# HP Touchpad and SD Card fixes



## dpeteual (Nov 26, 2011)

The first pinned post is how to fix SD Card issues. The way it is worded, it sounds like it applies mostly to tablets that have an external SD Card.

I am not sure how the Touchpad handles storage but it appears that it creates a virtual SD Card from internal memory. Is this true? How does an application decide to store data on the "SD Card" versus "internal" memory?

Does this post about fixing SD Card issues apply exactly as stated for the HP Touchpad with no external SD Card?


----------



## jcsullins (Sep 27, 2011)

dpeteual said:


> The first pinned post is how to fix SD Card issues. The way it is worded, it sounds like it applies mostly to tablets that have an external SD Card.
> 
> I am not sure how the Touchpad handles storage but it appears that it creates a virtual SD Card from internal memory. Is this true? How does an application decide to store data on the "SD Card" versus "internal" memory?
> 
> Does this post about fixing SD Card issues apply exactly as stated for the HP Touchpad with no external SD Card?

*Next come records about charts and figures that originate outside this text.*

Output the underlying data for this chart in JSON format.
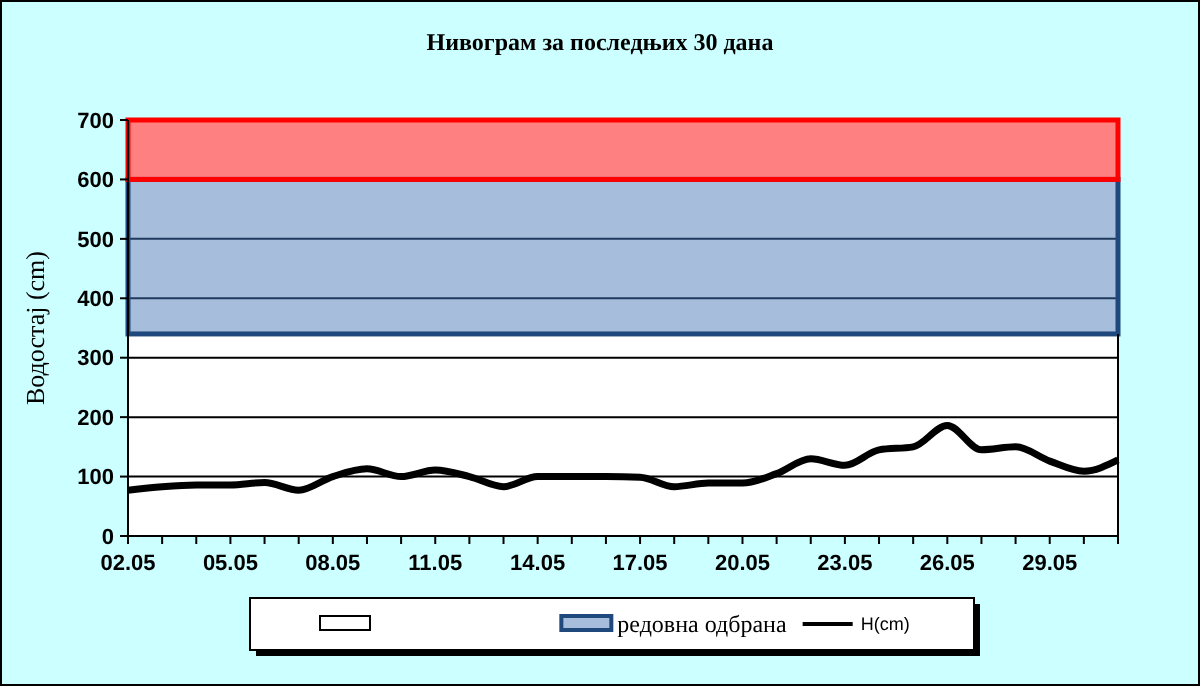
{
  "chart_data": {
    "type": "line",
    "title": "Нивограм за последњих 30 дана",
    "ylabel": "Водостај (cm)",
    "categories": [
      "02.05",
      null,
      null,
      "05.05",
      null,
      null,
      "08.05",
      null,
      null,
      "11.05",
      null,
      null,
      "14.05",
      null,
      null,
      "17.05",
      null,
      null,
      "20.05",
      null,
      null,
      "23.05",
      null,
      null,
      "26.05",
      null,
      null,
      "29.05",
      null,
      null
    ],
    "series": [
      {
        "name": "H(cm)",
        "color": "#000000",
        "values": [
          77,
          83,
          86,
          86,
          90,
          77,
          100,
          113,
          100,
          111,
          100,
          83,
          100,
          100,
          100,
          99,
          83,
          89,
          89,
          105,
          130,
          119,
          145,
          150,
          186,
          145,
          150,
          126,
          109,
          128
        ]
      }
    ],
    "ylim": [
      0,
      700
    ],
    "yticks": [
      0,
      100,
      200,
      300,
      400,
      500,
      600,
      700
    ],
    "grid": "y",
    "legend": "bottom",
    "bands": [
      {
        "axis": "y",
        "from": 0,
        "to": 340,
        "color": "#ffffff"
      },
      {
        "axis": "y",
        "from": 340,
        "to": 600,
        "label": "редовна одбрана",
        "color": "#a6bddb"
      },
      {
        "axis": "y",
        "from": 600,
        "to": 700,
        "color": "#ff8080"
      }
    ]
  }
}
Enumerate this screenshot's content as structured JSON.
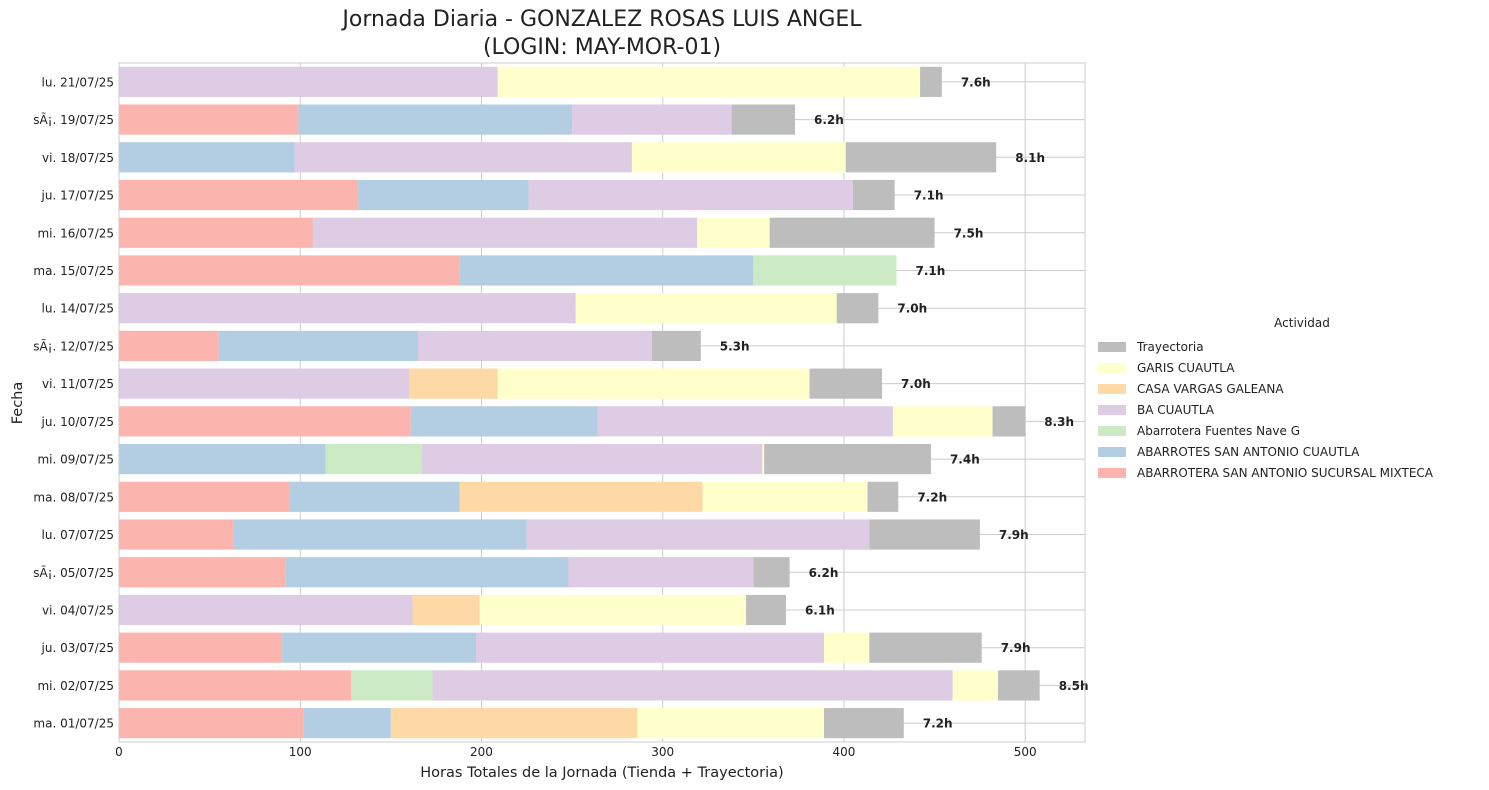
{
  "chart_data": {
    "type": "bar",
    "orientation": "horizontal",
    "stacked": true,
    "title_lines": [
      "Jornada Diaria - GONZALEZ ROSAS LUIS ANGEL",
      "(LOGIN: MAY-MOR-01)"
    ],
    "xlabel": "Horas Totales de la Jornada (Tienda + Trayectoria)",
    "ylabel": "Fecha",
    "xlim": [
      0,
      533
    ],
    "xticks": [
      0,
      100,
      200,
      300,
      400,
      500
    ],
    "grid": true,
    "legend": {
      "title": "Actividad",
      "placement": "right",
      "order": [
        "Trayectoria",
        "GARIS CUAUTLA",
        "CASA VARGAS GALEANA",
        "BA CUAUTLA",
        "Abarrotera Fuentes Nave G",
        "ABARROTES SAN ANTONIO CUAUTLA",
        "ABARROTERA SAN ANTONIO SUCURSAL MIXTECA"
      ]
    },
    "categories": [
      "lu. 21/07/25",
      "sÃ¡. 19/07/25",
      "vi. 18/07/25",
      "ju. 17/07/25",
      "mi. 16/07/25",
      "ma. 15/07/25",
      "lu. 14/07/25",
      "sÃ¡. 12/07/25",
      "vi. 11/07/25",
      "ju. 10/07/25",
      "mi. 09/07/25",
      "ma. 08/07/25",
      "lu. 07/07/25",
      "sÃ¡. 05/07/25",
      "vi. 04/07/25",
      "ju. 03/07/25",
      "mi. 02/07/25",
      "ma. 01/07/25"
    ],
    "series": [
      {
        "name": "ABARROTERA SAN ANTONIO SUCURSAL MIXTECA",
        "color": "#fbb4ae",
        "values": [
          0,
          99,
          0,
          132,
          107,
          188,
          0,
          55,
          0,
          161,
          0,
          94,
          63,
          92,
          0,
          90,
          128,
          102
        ]
      },
      {
        "name": "ABARROTES SAN ANTONIO CUAUTLA",
        "color": "#b3cde3",
        "values": [
          0,
          151,
          97,
          94,
          0,
          162,
          0,
          110,
          0,
          103,
          114,
          94,
          162,
          156,
          0,
          107,
          0,
          48
        ]
      },
      {
        "name": "Abarrotera Fuentes Nave G",
        "color": "#ccebc5",
        "values": [
          0,
          0,
          0,
          0,
          0,
          79,
          0,
          0,
          0,
          0,
          53,
          0,
          0,
          0,
          0,
          0,
          45,
          0
        ]
      },
      {
        "name": "BA CUAUTLA",
        "color": "#decbe4",
        "values": [
          209,
          88,
          186,
          179,
          212,
          0,
          252,
          129,
          160,
          163,
          188,
          0,
          189,
          102,
          162,
          192,
          287,
          0
        ]
      },
      {
        "name": "CASA VARGAS GALEANA",
        "color": "#fed9a6",
        "values": [
          0,
          0,
          0,
          0,
          0,
          0,
          0,
          0,
          49,
          0,
          0,
          134,
          0,
          0,
          37,
          0,
          0,
          136
        ]
      },
      {
        "name": "GARIS CUAUTLA",
        "color": "#ffffcc",
        "values": [
          233,
          0,
          118,
          0,
          40,
          0,
          144,
          0,
          172,
          55,
          1,
          91,
          0,
          0,
          147,
          25,
          25,
          103
        ]
      },
      {
        "name": "Trayectoria",
        "color": "#bdbdbd",
        "values": [
          12,
          35,
          83,
          23,
          91,
          0,
          23,
          27,
          40,
          18,
          92,
          17,
          61,
          20,
          22,
          62,
          23,
          44
        ]
      }
    ],
    "total_labels": [
      "7.6h",
      "6.2h",
      "8.1h",
      "7.1h",
      "7.5h",
      "7.1h",
      "7.0h",
      "5.3h",
      "7.0h",
      "8.3h",
      "7.4h",
      "7.2h",
      "7.9h",
      "6.2h",
      "6.1h",
      "7.9h",
      "8.5h",
      "7.2h"
    ]
  }
}
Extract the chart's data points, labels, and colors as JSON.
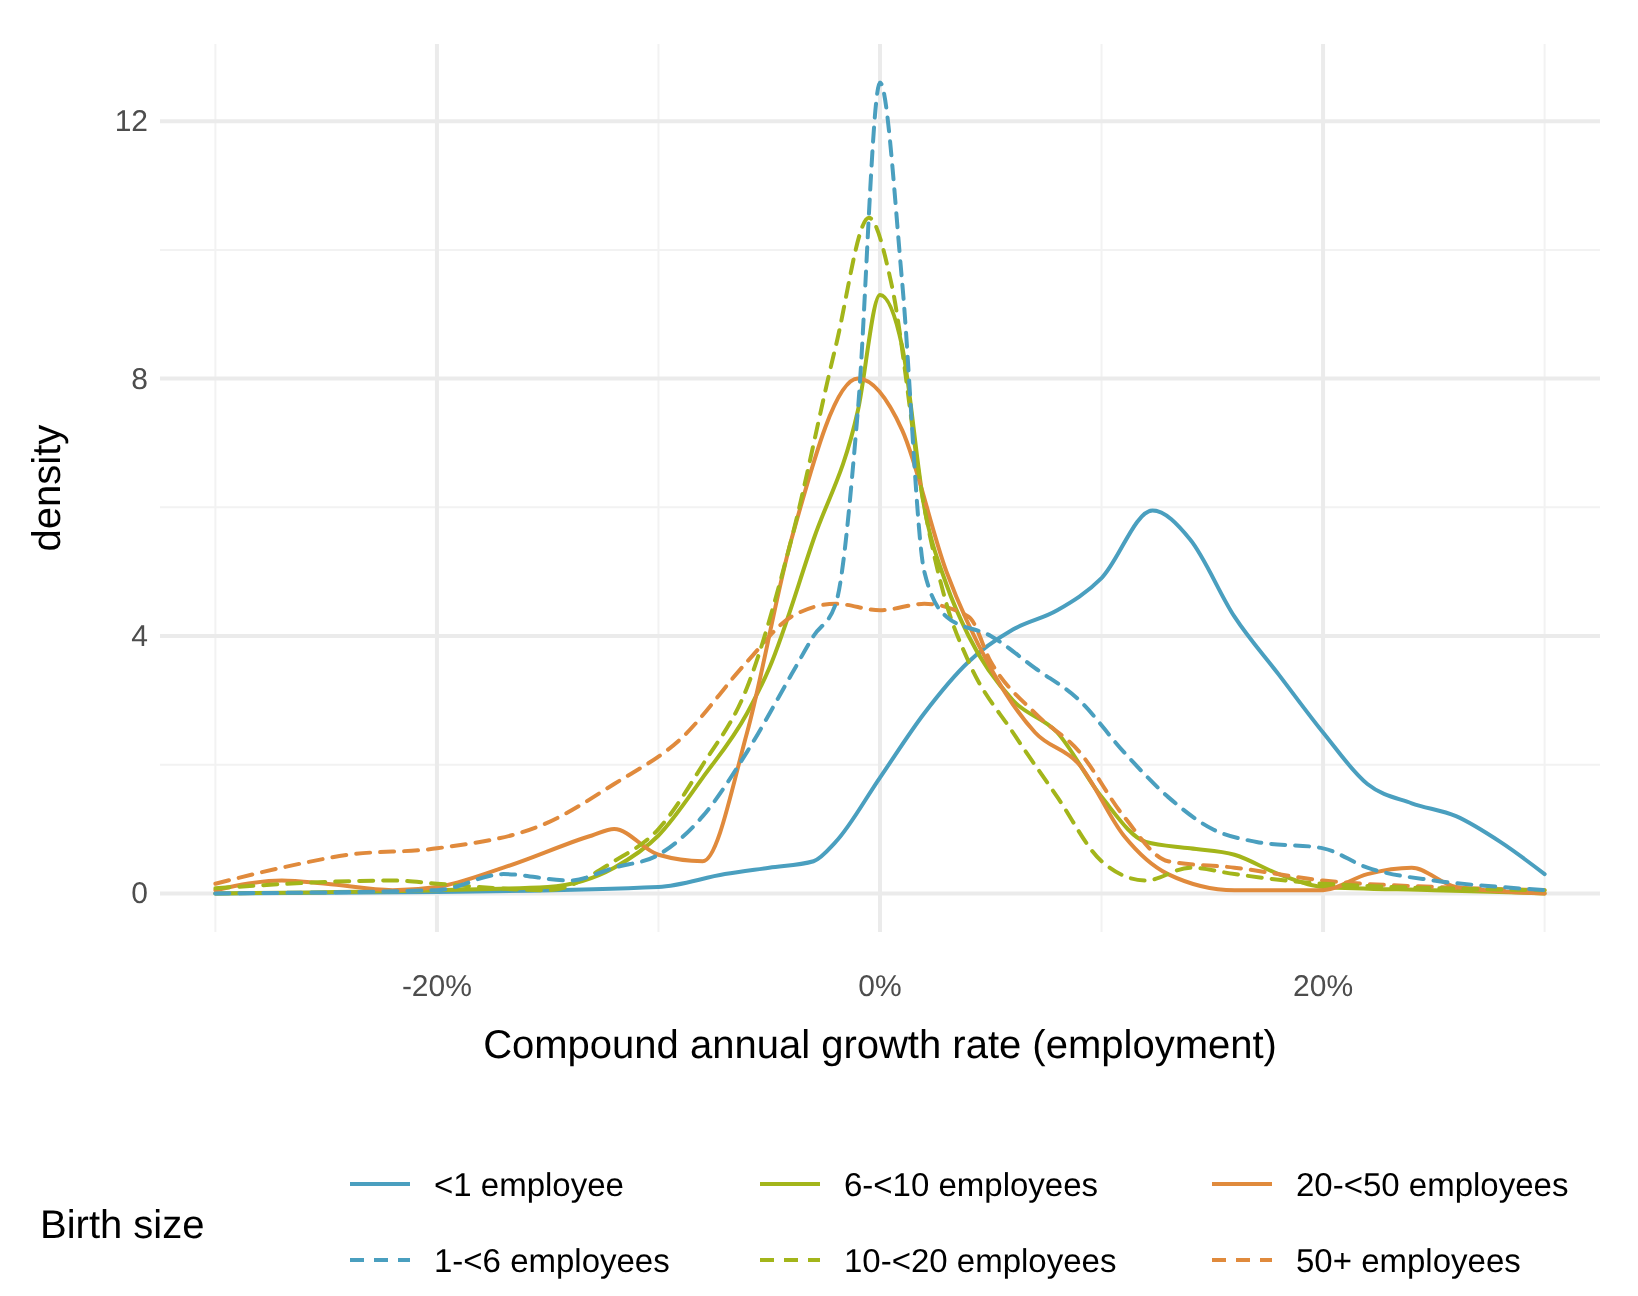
{
  "chart_data": {
    "type": "line",
    "xlabel": "Compound annual growth rate (employment)",
    "ylabel": "density",
    "legend_title": "Birth size",
    "legend": "bottom",
    "grid": true,
    "xlim": [
      -32.5,
      32.5
    ],
    "ylim": [
      -0.6,
      13.2
    ],
    "xticks": [
      {
        "value": -20,
        "label": "-20%"
      },
      {
        "value": 0,
        "label": "0%"
      },
      {
        "value": 20,
        "label": "20%"
      }
    ],
    "yticks": [
      0,
      4,
      8,
      12
    ],
    "series": [
      {
        "name": "<1 employee",
        "color": "#4a9fbf",
        "line_style": "solid",
        "x": [
          -30,
          -20,
          -10,
          -7,
          -5,
          -3,
          -2,
          0,
          2,
          4,
          6,
          8,
          10,
          12.3,
          14,
          16,
          18,
          20,
          22,
          24,
          26,
          28,
          30
        ],
        "values": [
          0,
          0.02,
          0.1,
          0.3,
          0.4,
          0.5,
          0.8,
          1.8,
          2.8,
          3.6,
          4.1,
          4.4,
          4.9,
          5.95,
          5.5,
          4.3,
          3.4,
          2.5,
          1.7,
          1.4,
          1.2,
          0.8,
          0.3
        ]
      },
      {
        "name": "1-<6 employees",
        "color": "#4a9fbf",
        "line_style": "dashed",
        "x": [
          -30,
          -20,
          -17,
          -14,
          -12,
          -10,
          -8,
          -6,
          -4,
          -3,
          -2,
          -1,
          0,
          1,
          2,
          3,
          5,
          7,
          9,
          11,
          13,
          15,
          17,
          20,
          22,
          25,
          28,
          30
        ],
        "values": [
          0,
          0.05,
          0.3,
          0.2,
          0.4,
          0.6,
          1.2,
          2.2,
          3.4,
          4,
          4.5,
          7.5,
          12.6,
          9.5,
          5,
          4.3,
          4,
          3.5,
          3,
          2.2,
          1.5,
          1,
          0.8,
          0.7,
          0.4,
          0.2,
          0.1,
          0.05
        ]
      },
      {
        "name": "6-<10 employees",
        "color": "#a3b51a",
        "line_style": "solid",
        "x": [
          -30,
          -20,
          -15,
          -12,
          -10,
          -8,
          -6,
          -5,
          -3,
          -1,
          0,
          1,
          2,
          3,
          4,
          6,
          8,
          10,
          12,
          14,
          16,
          18,
          20,
          25,
          30
        ],
        "values": [
          0,
          0.05,
          0.1,
          0.4,
          0.9,
          1.8,
          2.8,
          3.5,
          5.5,
          7.5,
          9.3,
          8.5,
          6,
          4.8,
          4,
          3,
          2.5,
          1.5,
          0.8,
          0.7,
          0.6,
          0.3,
          0.1,
          0.05,
          0
        ]
      },
      {
        "name": "10-<20 employees",
        "color": "#a3b51a",
        "line_style": "dashed",
        "x": [
          -30,
          -22,
          -20,
          -15,
          -12,
          -10,
          -8,
          -6,
          -4,
          -2,
          -0.5,
          0.5,
          2,
          3,
          4,
          6,
          8,
          10,
          12,
          14,
          16,
          20,
          30
        ],
        "values": [
          0.08,
          0.2,
          0.15,
          0.05,
          0.5,
          1,
          2,
          3.2,
          5.5,
          8.5,
          10.5,
          9.5,
          6,
          4.5,
          3.6,
          2.5,
          1.5,
          0.5,
          0.2,
          0.4,
          0.3,
          0.15,
          0.05
        ]
      },
      {
        "name": "20-<50 employees",
        "color": "#e08a3c",
        "line_style": "solid",
        "x": [
          -30,
          -27,
          -25,
          -22,
          -20,
          -17,
          -13,
          -12,
          -10,
          -8,
          -6,
          -4,
          -1,
          1,
          3,
          5,
          7,
          9,
          11,
          13,
          16,
          20,
          22,
          24,
          26,
          30
        ],
        "values": [
          0.05,
          0.2,
          0.15,
          0.05,
          0.1,
          0.4,
          0.9,
          1,
          0.6,
          0.5,
          2.5,
          5.5,
          8,
          7.2,
          5,
          3.5,
          2.5,
          2,
          0.9,
          0.3,
          0.05,
          0.05,
          0.3,
          0.4,
          0.1,
          0
        ]
      },
      {
        "name": "50+ employees",
        "color": "#e08a3c",
        "line_style": "dashed",
        "x": [
          -30,
          -27,
          -24,
          -20,
          -15,
          -12,
          -9,
          -6,
          -4,
          -2,
          0,
          2,
          4,
          5,
          7,
          9,
          11,
          13,
          16,
          20,
          25,
          30
        ],
        "values": [
          0.15,
          0.4,
          0.6,
          0.7,
          1.1,
          1.7,
          2.4,
          3.6,
          4.3,
          4.5,
          4.4,
          4.5,
          4.3,
          3.6,
          2.8,
          2.2,
          1.2,
          0.5,
          0.4,
          0.2,
          0.1,
          0.05
        ]
      }
    ]
  }
}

That post is specifically for HP Touchpad (note that it is in the HP Touchpad forum).

HP Touchpad does not have a real sdcard, it is fake - note the use of quotes around sdcard ('sdcard') throughout.


----------



## dpeteual (Nov 26, 2011)

Thanks for any help. I have bricked my touchpad. Nothing that I have tried appears to help. I thought I would try the SD Card fixes. I am afraid I can't follow the procedures. It says to download a file which I did. Then use my favorite recovery software to apply the fix. Not sure what a recovery software is or how to use it.


----------



## phoenixelijah (Feb 8, 2012)

Sounds like a headache... if it's totally bricked you should send it to me!


----------



## nevertells (Oct 29, 2011)

dpeteual said:


> Thanks for any help. I have bricked my touchpad. Nothing that I have tried appears to help. I thought I would try the SD Card fixes. I am afraid I can't follow the procedures. It says to download a file which I did. Then use my favorite recovery software to apply the fix. Not sure what a recovery software is or how to use it.


Why don't you explain what you mean by bricked your TouchPad and how you did it. Maybe someone can offer some suggestions on how to recover. Fixing SD card issue discussed in that pinned thread has nothing to do with your problem. Give as much detail about your problem and how you got there.


----------



## phoenixelijah (Feb 8, 2012)

nevertells said:


> Why don't you explain what you mean by bricked your TouchPad and how you did it. Maybe someone can offer some suggestions on how to recover. Fixing SD card issue discussed in that pinned thread has nothing to do with your problem. Give as much detail about your problem and how you got there.


Probably a much better idea... don't be intimidated by all the lingo. Give as much detail as you can and it's probably not hopeless...


----------